If I'd Known it was Going to be That Kind of Party

Switchblades sprout and little else.
Flowers! Engagement rings like clouds
strutting as only prophecies can.
Gravity is a halo. The little dead bird
has moved less than the fan blades
which turn in winter only by colonies of dust.
We do not belong only to colonies of dust.
There was once a man who was not a man
but a weary horse with a chainsaw for a head.
Everything he touched looked like wine,
the red reception, the touching satellites.
Mourning, like family, is a sentence
that reaches like a tree branch
into a white house. O kindly monster,
O flying flying. A boring tornado is not a tornado
but a Sunday evening. I am on this boat
and I am not on this boat. It's like taking
an allergy pill while doing perfect backflips
on the trampoline.
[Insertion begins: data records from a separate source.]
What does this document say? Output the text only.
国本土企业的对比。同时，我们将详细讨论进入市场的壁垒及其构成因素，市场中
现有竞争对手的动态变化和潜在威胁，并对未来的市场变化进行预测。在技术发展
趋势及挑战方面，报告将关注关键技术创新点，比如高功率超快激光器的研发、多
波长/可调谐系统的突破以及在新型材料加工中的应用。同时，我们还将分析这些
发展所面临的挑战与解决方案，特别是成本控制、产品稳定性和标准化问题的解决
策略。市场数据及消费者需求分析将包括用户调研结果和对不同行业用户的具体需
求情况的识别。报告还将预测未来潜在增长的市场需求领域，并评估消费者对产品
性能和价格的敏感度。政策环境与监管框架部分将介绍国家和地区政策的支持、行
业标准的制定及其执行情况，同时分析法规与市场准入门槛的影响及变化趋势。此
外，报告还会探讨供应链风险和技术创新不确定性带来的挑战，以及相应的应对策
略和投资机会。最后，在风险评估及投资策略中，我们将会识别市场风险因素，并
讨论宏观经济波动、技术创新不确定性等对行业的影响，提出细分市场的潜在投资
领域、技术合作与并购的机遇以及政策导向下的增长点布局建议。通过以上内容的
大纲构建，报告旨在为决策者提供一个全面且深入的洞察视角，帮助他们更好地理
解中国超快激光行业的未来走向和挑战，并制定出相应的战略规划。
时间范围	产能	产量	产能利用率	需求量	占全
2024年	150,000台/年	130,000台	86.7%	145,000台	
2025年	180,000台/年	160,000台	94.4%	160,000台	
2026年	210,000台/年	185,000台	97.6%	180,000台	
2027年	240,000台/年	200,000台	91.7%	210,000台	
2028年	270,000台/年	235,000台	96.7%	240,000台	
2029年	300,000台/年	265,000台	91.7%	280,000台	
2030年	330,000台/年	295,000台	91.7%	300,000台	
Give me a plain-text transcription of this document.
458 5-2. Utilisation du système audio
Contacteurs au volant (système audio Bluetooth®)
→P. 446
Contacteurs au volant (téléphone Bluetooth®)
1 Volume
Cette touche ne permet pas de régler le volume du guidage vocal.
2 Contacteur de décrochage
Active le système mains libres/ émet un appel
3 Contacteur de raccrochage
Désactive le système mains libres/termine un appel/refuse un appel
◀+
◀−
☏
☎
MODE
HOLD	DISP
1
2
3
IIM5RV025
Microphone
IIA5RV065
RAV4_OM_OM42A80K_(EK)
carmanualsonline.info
Once in a letter the choice
was between trampoline and cello or I don't remember.
I choose the flood, the buoyancy coupling
shamelessly with danger, although if someone
is saddening the air with a cello nearby
I am disinclined to ease them.
I'm getting married and then I'll be married.
A shadow fell for seven days
and then we danced on stained concrete
while waiting for the water in the other room
to boil. You know the tricycle? Yeah,
that one. It will take you over the mountain.
Tell us what colors you find there,
what light they feed on, how we may join you.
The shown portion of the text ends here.